In diesem Fall empfiehlt es sich auf Liquid mit höherem VG-Anteil umzusteigen.

Neuere Verdampferköpfe haben in der Regel ausreichend große Liquidzuflusslöcher und daher betrifft diese Problematik in der Regel eher ältere Verdampfer.

Weitere Informationen gewünscht? Die gibt’s hier: VG und PG

#4 Weniger Leistung (Watt) einstellen

Einen Fehler den vor allem Einsteiger begehen ist der, dass diese, die Heizwendel mit einer zu starken Leistung (Watt) befeuern. Natürlich existieren Akkuträger mit 200 Watt. Das heißt aber nicht, dass jeder Verdampfer damit auch etwas anfangen kann.

Daher lautet die Empfehlung für Einsteiger, erst einmal mit einer geringen Leistung zu starten und bei Bedarf immer weiter zu erhöhen.

Zum Beispiel empfiehlt es sich bei einem Verdampferkopf, mit einem Wiederstand von 1.0 Ohm, mit einer Leistung von 8 Watt zu beginnen und dann immer weiter nach oben zu steigern, bis der Sweet Spot (ideale Dampfleistung, bei gegebenem Verdampferkopf) erreicht ist.

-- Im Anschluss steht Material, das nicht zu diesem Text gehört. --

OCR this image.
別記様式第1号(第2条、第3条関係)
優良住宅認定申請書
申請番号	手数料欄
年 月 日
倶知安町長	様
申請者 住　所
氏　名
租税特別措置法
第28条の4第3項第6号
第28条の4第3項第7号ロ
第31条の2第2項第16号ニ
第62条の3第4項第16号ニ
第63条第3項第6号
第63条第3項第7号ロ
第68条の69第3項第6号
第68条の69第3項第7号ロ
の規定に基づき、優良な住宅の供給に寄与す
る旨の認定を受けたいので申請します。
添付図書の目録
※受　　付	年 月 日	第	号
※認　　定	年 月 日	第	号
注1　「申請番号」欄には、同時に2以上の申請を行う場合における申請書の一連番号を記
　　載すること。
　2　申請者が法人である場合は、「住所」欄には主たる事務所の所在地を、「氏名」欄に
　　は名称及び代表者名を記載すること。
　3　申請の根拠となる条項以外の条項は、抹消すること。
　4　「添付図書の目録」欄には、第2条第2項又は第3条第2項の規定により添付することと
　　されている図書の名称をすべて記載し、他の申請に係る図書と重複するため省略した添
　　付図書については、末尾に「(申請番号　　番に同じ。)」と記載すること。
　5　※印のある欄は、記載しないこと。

Unter keinen Umständen sollten Sie denn Verdampfer gleich zu Begin mit der maximalen Leistung befeuern. Denn dann kann es passieren, dass das Trägermaterial, aufgrund der zu hohen Leistung kokelt und dadurch gesundheitsschädliche Stoffe wie Formaldehyd freigesetzt werden.

#5 Verdampfer reinigen

Bei einem Verdampfer bzw. einem Verdampferkopf handelt es sich um ein Verschleißteil, welches in den meisten Fällen bereits nach nur wenigen Wochen erneuert werden muss. In Abhängigkeit der Qualität des Kopfs, der Zugtechnik, der Dampfintensität und des verwendeten Liquids, kann die Lebenszeit eines Verdampfers bis zu sechs Wochen betragen.

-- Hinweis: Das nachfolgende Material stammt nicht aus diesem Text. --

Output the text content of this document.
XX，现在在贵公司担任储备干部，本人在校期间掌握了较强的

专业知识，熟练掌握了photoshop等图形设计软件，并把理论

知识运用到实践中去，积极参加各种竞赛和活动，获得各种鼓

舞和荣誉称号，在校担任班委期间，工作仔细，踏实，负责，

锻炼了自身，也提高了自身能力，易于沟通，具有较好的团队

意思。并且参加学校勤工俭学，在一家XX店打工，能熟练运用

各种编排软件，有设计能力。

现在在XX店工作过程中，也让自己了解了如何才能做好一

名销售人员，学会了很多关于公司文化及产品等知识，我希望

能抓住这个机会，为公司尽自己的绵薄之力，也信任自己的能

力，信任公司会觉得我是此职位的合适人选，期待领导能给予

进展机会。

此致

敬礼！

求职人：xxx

Doch bevor man den Verdampferkopf entsorgt und gegen einen neuen austauscht, kann der Versuch unternommen werden, diesen zu reinigen.

Der Verdampferkopf wird gereinigt, indem man diesen über Nacht in ein Alkoholbad legt. Entweder kann reiner Alkohol verwendet werden, erwerbbar in der Apotheke, oder auch handelsüblicher Wodka. Nach dem Alkoholbad muss der Verdampferkopf ausgiebig trocknen.

#6 Verdampfer auswechseln

Wenn die fünf oben aufgeführten Vorschläge nichts gebracht haben, hilft nur noch eins, den Verdampfer bzw. den Verdampferkopf auszuwechseln.